TEMPO.CO, New Delhi – Majelis rendah parlemen India bakal membahas pengesahan Rancangan Undang-Undang Kewarganegaraan bagi kelompok minoritas di negara-negara tetangga seperti Pakistan dan India.
Para pengritik menilai pengesahan RUU ini melanggar semangat konstitusi India sebagai negara sekuler.
RUU Kewarganegaraan ini bakal menjalani proses lanjutan untuk disahkan atau ditolak di Majelis Tinggi. Salah satu poin dari RUU itu adalah mengamandemen UU 1955 untuk memberikan kewarganegaraan bagi orang Hindu, Budha, Jainisme, Kristen, Sikh, dan Parsi.

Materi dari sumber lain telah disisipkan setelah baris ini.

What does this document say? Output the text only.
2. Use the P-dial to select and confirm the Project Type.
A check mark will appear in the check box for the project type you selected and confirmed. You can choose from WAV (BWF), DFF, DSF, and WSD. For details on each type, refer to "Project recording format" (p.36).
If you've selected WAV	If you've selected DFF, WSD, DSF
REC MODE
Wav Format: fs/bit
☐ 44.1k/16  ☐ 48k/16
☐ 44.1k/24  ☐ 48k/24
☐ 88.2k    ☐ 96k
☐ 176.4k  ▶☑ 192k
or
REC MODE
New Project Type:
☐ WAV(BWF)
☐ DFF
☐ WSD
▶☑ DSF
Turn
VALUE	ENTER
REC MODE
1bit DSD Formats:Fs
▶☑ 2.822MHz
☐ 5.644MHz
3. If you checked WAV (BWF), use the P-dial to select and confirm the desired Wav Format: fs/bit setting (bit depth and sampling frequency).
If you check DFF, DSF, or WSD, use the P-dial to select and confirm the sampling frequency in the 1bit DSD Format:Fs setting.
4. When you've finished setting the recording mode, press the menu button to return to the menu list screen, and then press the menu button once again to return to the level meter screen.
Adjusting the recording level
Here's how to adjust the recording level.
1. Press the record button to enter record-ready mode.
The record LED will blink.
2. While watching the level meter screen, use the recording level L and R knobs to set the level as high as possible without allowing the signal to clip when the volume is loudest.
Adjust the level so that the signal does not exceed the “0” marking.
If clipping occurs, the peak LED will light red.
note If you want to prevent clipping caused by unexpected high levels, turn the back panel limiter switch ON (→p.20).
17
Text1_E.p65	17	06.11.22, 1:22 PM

Kelompok minoritas ini kerap menghadapi persekusi di Pakistan, Bangladesh, dan Afganistan.
“Shashi Tharoor dari Partai Kongres menolak RUU ini dan menyebutnya inkonstitusional secara fundamental,” begitu dilansir Aljazeera pada Senin, 9 Desember 2019.
Sejumlah aktivis dan partai oposisi mengatakan RUU ini bersifat diskriminatif. Sebagian lainnya menyebut RUU itu merupakan upaya untuk meminggirkan sekitar 200 juta Muslim di India.
RUU itu mendapat pengesahan yang mudah di Majelis Rendah atau Lok Sabha karena Partai Bharatiya Janata menguasai mayoritas kursi. Namun, RUU ini bakal mendapat dukungan lebih sedikit di Majelis Tinggi atau Rajya Sabha. RUU baru bisa menjadi undang-undang jika mendapat dukungan dari kedua majelis.
Media India Today melansir Menteri Dalam Negeri, Amit Shah, mengajukan RUU Kewarganegaraan ke Lok Sabha pada Senin meskipun terdapat banyak penentangan di berbagai daerah di India.
“Amit Shah berargumen RUU ini tidak menentang Muslim atau minoritas dan tidak menyebutnya dalam satu barispun,” begitu dilansir India Today.
Dia juga meminta anggota parlemen dari kelompok oposisi untuk mau mendengarkannya saat menjelaskan RUU ini dan tidak melakukan aksi walk out atau protes keluar dari ruang sidang parlemen.
Amit Shah mengatakan RUU ini dibuat untuk memberikan status kewarganegaraan bagi para pengungsi asal Pakistan, Bangladesh, Afganistan, yang menghadapi persekusi di negara asalnya.